O sacramento da reconciliação é um encontro de amor e misericórdia entre Deus e nós. Esta é a mensagem de alegria e esperança que o Santo Padre transmite na edição de março de O Vídeo do Papa. Francisco convida os fiéis a redescobrirem a força da renovação pessoal que a confissão tem nas suas vidas.
“Rezemos para que vivamos o sacramento da reconciliação com renovada profundidade e para saborear o perdão e a infinita misericórdia de Deus”, pede o Papa, num vídeo que começa precisamente com um momento em que o Santo Padre se vai confessar e em que afirma que o faz “para se curar, para curar a sua alma”.
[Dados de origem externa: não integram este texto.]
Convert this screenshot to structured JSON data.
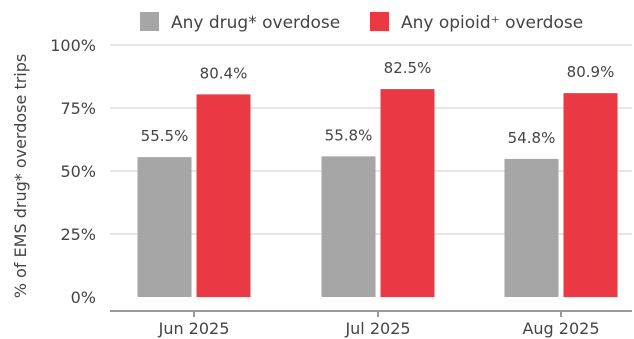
{
  "chart_data": {
    "type": "bar",
    "categories": [
      "Jun 2025",
      "Jul 2025",
      "Aug 2025"
    ],
    "series": [
      {
        "name": "Any drug* overdose",
        "values": [
          55.5,
          55.8,
          54.8
        ],
        "labels": [
          "55.5%",
          "55.8%",
          "54.8%"
        ],
        "color": "#a6a6a6"
      },
      {
        "name": "Any opioid⁺ overdose",
        "values": [
          80.4,
          82.5,
          80.9
        ],
        "labels": [
          "80.4%",
          "82.5%",
          "80.9%"
        ],
        "color": "#ea3943"
      }
    ],
    "ylabel": "% of EMS drug* overdose trips",
    "ylim": [
      0,
      100
    ],
    "yticks": [
      0,
      25,
      50,
      75,
      100
    ],
    "ytick_labels": [
      "0%",
      "25%",
      "50%",
      "75%",
      "100%"
    ],
    "grid": true,
    "legend_position": "top"
  }
}
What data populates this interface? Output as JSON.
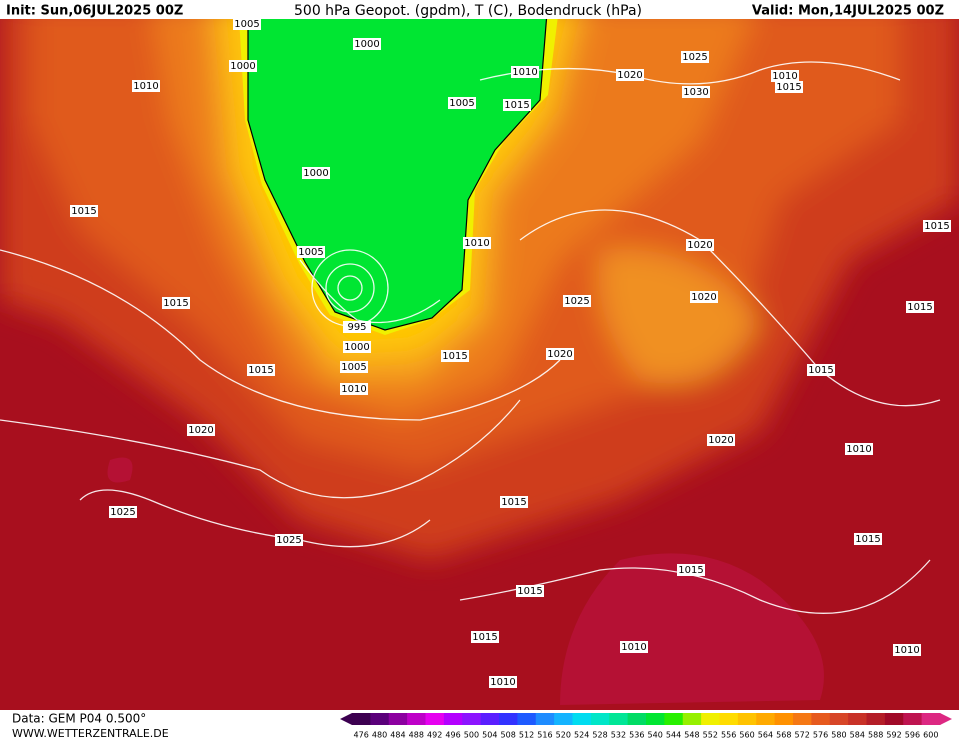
{
  "header": {
    "init": "Init: Sun,06JUL2025 00Z",
    "title": "500 hPa Geopot. (gpdm), T (C), Bodendruck (hPa)",
    "valid": "Valid: Mon,14JUL2025 00Z"
  },
  "isobar_labels": [
    "1005",
    "1000",
    "1000",
    "1010",
    "1010",
    "1020",
    "1025",
    "1010",
    "1015",
    "1005",
    "1015",
    "1030",
    "1000",
    "1015",
    "1010",
    "1005",
    "1020",
    "1015",
    "1015",
    "1025",
    "1020",
    "1015",
    "995",
    "1000",
    "1015",
    "1020",
    "1005",
    "1015",
    "1015",
    "1010",
    "1020",
    "1020",
    "1010",
    "1015",
    "1025",
    "1025",
    "1015",
    "1015",
    "1015",
    "1015",
    "1010",
    "1010",
    "1010"
  ],
  "footer": {
    "source": "Data: GEM P04 0.500°",
    "site": "WWW.WETTERZENTRALE.DE"
  },
  "scale": {
    "values": [
      476,
      480,
      484,
      488,
      492,
      496,
      500,
      504,
      508,
      512,
      516,
      520,
      524,
      528,
      532,
      536,
      540,
      544,
      548,
      552,
      556,
      560,
      564,
      568,
      572,
      576,
      580,
      584,
      588,
      592,
      596,
      600
    ],
    "colors": [
      "#3c0050",
      "#5a007a",
      "#8c00a0",
      "#be00c8",
      "#e600f0",
      "#b400ff",
      "#8c14ff",
      "#5a1eff",
      "#3232ff",
      "#1e5aff",
      "#1e8cff",
      "#14b4ff",
      "#00dcf0",
      "#00e6c8",
      "#00e696",
      "#00dc64",
      "#00e632",
      "#28f000",
      "#96f000",
      "#f0f000",
      "#ffdc00",
      "#ffc300",
      "#ffaa00",
      "#ff9100",
      "#f57814",
      "#e65a1e",
      "#d74628",
      "#c83228",
      "#b41e28",
      "#a00a28",
      "#be1450",
      "#dc2882"
    ]
  }
}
“No coração de Deus, nós estamos antes dos nossos erros”, acrescenta Francisco, realçando a força que o amor de Deus tem na vida de cada um de nós.
Receber este sacramento, explica o Santo Padre, não significa estar diante de um juiz, mas ir a um encontro de amor diante de um Pai que nos recebe e sempre nos perdoa. “O centro da confissão não são os pecados que contamos, mas o amor divino que recebemos e de que precisamos sempre”, refere, lembrando que esse amor vem antes de tudo: dos erros, das regras, dos julgamentos e das quedas.
Sacerdotes misericordiosos
O P. Frédéric Fornos, sj, diretor internacional da Rede Mundial de Oração do Papa (RMOP), recorda as últimas palavras do Papa: "rezemos para que Deus dê à sua Igreja padres misericordiosos e não torturadores".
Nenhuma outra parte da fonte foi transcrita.